With this approach, I have basically worked around what I think is an oversight in Drupal's comment module. Since the comment module does pass in 'publish' and 'unpublish' in the $op variable when it calls dxi_comment(), these operations are recognized in the code, so I don't see why they are not exposed so custom actions can be added to them.

Conclusion

I am still learning Drupal, and my main programming language is Java, not PHP, and this probably shows in my code. I am wondering what the best practices are for this kind of stuff. Specifically, I am looking for answers to:

  • What is the best practice for accessing action configuration variables? I have two different ways of pulling the remote_url value from my custom action. Ideally, I would like to just pull it out of the context somehow, or use some Drupal call to get it out of the actions table. Does such a method exist?
  • Have others had this kind of problem with comment publishing and unpublishing? If so, how did you solve them? Is there a reason why the publish and unpublish actions are not exposed as triggers?

I guess I could ask around on the Drupal mailing list, and I probably will, but as someone who really cares just enough about Drupal to get things hooked up correctly with the Java application, I will probably hold off on this until my Java application is more stable. Meanwhile, if you have answers or alternative approaches to this problem, would appreciate hearing from you.

2 comments (moderated to prevent spam):

Anarchist said...

Before getting into the specifics on what you want to accomplish, how about a little more background. Why are you using a Java application as the view?

Not criticizing, I know my clients have wonky requirements, just want an honest breakdown.

Sujit Pal said...

Hi Anarchist, the requirements aren't quite as wonky as you think. Hopefully you will agree once you read through my response.

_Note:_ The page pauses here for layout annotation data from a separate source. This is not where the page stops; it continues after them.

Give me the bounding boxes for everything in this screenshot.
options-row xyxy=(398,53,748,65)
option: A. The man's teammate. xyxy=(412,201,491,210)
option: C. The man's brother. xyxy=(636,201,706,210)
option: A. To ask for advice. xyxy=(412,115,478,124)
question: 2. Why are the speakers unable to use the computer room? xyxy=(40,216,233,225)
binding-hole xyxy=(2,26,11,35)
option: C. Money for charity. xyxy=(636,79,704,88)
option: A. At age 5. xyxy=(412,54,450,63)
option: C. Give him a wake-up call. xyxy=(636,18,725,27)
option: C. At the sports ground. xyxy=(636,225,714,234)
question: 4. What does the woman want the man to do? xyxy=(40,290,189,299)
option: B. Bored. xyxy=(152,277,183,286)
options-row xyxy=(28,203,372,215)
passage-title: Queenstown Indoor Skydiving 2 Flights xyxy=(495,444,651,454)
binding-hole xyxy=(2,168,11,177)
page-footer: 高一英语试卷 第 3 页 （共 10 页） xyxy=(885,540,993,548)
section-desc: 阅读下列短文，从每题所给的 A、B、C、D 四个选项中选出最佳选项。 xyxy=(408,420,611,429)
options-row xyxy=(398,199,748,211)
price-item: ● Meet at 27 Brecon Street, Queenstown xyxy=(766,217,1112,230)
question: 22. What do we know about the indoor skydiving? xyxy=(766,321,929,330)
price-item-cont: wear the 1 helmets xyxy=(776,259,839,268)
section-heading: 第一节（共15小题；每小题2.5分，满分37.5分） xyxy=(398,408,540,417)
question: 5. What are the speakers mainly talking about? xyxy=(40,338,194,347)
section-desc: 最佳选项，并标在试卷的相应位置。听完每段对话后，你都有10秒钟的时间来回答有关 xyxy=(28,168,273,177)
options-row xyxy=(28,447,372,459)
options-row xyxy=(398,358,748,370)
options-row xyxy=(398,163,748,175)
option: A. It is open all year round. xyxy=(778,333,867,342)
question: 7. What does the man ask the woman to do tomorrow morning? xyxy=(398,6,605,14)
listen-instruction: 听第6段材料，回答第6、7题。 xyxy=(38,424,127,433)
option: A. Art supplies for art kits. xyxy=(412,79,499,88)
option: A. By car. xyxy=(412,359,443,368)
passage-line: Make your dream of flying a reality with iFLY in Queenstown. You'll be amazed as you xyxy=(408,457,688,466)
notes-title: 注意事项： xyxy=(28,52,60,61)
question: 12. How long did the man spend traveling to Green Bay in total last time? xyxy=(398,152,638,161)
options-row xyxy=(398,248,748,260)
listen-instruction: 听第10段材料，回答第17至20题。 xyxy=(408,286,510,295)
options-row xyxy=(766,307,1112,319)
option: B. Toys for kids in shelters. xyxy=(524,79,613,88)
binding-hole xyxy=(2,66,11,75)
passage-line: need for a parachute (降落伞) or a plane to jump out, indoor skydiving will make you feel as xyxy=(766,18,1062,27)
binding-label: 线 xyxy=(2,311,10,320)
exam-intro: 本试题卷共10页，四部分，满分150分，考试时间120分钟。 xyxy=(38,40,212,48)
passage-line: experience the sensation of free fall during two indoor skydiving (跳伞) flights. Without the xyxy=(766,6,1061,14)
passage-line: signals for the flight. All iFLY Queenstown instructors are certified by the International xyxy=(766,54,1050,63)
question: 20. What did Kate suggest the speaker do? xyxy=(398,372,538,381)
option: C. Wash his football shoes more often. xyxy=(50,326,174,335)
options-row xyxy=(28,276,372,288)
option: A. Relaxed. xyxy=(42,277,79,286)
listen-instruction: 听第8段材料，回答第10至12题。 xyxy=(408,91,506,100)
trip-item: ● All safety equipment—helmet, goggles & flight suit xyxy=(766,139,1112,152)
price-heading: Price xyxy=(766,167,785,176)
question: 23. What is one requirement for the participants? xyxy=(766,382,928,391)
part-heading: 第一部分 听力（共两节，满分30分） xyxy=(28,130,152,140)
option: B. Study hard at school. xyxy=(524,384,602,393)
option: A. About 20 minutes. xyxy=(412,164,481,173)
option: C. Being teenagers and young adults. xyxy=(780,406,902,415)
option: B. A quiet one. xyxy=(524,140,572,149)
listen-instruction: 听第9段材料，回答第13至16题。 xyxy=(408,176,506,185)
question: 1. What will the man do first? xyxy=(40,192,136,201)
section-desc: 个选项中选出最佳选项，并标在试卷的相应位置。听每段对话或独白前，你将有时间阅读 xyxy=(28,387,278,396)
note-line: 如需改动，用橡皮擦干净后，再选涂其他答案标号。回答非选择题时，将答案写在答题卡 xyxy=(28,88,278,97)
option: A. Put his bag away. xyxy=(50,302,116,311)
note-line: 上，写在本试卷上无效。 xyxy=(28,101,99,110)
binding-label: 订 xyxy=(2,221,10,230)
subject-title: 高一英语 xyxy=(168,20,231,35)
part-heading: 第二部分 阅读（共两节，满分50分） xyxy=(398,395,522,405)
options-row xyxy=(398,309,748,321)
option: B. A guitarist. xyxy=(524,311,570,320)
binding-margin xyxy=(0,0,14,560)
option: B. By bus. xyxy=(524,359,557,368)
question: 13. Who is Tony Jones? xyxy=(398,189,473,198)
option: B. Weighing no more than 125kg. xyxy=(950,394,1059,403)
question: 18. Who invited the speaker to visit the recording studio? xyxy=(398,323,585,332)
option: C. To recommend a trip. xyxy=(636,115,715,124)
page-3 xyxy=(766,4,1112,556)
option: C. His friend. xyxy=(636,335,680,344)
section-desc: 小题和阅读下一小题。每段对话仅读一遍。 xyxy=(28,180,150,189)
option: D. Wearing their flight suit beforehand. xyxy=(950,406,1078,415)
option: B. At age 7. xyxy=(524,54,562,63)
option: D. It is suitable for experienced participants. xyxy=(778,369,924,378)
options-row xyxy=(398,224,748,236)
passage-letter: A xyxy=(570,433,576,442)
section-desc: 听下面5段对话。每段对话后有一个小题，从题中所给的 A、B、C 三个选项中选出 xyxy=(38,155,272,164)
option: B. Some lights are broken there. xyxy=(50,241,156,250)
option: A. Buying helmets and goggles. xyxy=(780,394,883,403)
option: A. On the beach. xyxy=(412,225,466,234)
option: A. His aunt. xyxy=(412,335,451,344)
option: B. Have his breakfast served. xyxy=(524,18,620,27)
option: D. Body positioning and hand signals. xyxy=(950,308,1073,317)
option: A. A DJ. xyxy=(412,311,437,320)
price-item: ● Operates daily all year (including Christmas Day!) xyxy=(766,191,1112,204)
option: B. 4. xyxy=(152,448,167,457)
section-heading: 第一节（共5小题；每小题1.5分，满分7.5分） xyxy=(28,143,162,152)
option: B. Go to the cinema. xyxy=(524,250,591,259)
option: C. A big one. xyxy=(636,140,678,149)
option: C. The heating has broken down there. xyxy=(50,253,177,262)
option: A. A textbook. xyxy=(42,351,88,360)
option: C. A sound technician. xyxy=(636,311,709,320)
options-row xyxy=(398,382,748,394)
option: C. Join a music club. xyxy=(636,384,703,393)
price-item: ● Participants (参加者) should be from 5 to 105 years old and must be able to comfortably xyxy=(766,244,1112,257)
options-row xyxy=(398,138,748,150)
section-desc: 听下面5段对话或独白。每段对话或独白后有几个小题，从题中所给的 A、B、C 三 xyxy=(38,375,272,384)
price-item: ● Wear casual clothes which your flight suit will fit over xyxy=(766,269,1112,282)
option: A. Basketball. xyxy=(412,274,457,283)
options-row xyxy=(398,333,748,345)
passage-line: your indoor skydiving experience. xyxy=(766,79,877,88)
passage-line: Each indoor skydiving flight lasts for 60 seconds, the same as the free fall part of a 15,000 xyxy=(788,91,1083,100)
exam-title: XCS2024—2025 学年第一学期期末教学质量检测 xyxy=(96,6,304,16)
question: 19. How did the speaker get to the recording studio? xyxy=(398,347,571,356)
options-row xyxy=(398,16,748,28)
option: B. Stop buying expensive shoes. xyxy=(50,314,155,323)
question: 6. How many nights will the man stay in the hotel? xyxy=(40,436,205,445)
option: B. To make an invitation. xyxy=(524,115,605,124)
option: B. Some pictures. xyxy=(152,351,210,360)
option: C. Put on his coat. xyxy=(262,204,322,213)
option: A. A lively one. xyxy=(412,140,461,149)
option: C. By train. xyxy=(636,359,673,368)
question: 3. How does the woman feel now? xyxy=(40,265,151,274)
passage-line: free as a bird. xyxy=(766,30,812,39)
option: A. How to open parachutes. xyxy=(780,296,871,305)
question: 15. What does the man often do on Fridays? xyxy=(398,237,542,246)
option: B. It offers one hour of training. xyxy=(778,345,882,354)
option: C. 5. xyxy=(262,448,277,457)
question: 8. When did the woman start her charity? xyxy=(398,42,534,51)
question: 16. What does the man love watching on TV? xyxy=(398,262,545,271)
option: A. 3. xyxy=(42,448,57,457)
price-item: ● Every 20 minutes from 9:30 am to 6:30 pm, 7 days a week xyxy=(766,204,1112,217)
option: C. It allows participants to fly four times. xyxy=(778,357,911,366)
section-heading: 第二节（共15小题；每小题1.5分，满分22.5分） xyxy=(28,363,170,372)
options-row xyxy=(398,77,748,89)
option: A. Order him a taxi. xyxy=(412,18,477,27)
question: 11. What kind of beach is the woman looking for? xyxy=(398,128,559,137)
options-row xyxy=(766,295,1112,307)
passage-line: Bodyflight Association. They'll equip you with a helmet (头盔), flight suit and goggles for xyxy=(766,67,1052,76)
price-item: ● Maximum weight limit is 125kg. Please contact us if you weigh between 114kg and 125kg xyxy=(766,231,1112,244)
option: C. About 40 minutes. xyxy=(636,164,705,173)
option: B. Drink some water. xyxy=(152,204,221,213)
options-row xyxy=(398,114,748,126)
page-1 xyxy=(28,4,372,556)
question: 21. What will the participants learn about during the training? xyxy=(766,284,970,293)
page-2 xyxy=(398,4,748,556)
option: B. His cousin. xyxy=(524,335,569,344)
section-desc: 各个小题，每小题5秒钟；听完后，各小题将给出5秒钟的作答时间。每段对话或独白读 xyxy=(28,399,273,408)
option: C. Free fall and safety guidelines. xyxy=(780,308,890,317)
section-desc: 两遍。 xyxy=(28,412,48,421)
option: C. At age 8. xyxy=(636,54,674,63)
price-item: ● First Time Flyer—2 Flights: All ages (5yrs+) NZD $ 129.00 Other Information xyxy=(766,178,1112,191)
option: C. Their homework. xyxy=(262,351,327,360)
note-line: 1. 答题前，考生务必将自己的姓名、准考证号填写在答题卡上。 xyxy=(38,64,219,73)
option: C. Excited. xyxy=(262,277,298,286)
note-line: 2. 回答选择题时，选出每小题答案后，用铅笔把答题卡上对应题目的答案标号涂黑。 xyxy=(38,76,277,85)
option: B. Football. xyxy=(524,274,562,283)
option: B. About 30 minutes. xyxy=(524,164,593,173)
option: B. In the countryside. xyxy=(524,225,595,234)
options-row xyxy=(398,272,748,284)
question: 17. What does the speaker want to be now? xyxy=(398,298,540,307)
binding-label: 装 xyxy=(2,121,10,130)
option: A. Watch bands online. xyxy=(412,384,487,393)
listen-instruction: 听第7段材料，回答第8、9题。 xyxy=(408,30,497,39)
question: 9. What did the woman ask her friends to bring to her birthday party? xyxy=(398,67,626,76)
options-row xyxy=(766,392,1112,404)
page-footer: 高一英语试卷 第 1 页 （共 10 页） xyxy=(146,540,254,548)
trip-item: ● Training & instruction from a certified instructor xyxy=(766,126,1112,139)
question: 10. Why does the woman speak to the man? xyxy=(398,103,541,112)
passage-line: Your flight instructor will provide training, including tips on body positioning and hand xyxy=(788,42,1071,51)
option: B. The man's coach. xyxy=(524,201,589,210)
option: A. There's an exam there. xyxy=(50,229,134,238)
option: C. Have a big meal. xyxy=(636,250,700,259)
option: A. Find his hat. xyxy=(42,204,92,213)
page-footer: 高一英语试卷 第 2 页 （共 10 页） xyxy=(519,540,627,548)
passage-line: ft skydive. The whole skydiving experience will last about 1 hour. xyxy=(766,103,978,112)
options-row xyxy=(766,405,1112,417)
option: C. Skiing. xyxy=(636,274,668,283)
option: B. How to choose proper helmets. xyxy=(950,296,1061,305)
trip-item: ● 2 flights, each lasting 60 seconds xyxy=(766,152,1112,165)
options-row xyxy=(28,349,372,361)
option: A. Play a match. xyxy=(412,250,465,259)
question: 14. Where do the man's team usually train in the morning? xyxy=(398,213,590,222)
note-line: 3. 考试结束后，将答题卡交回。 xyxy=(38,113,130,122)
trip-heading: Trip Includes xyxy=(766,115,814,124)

We are a Java shop, we have at most 4-5 people who have programmed in PHP sometime in their careers. Also, in this particular app, the data from Drupal will be a small part of the overall content. The templates for rendering the content are already available in the Java webapp. Finally, we do some processing of the data to extract context out of it, for search and advertising purposes, etc, for which Java modules are already developed and in-use.

Arguably, we could continue to use Drupal to serve the blogs within the overall webapp by proxying through to it from the front-end, but then we would have to interface with Drupal from all these other (post-processing) apps. However, this would mean multiple PHP-Java integration points instead of one, since the backend modules are not as integrated as the front end Java webapp.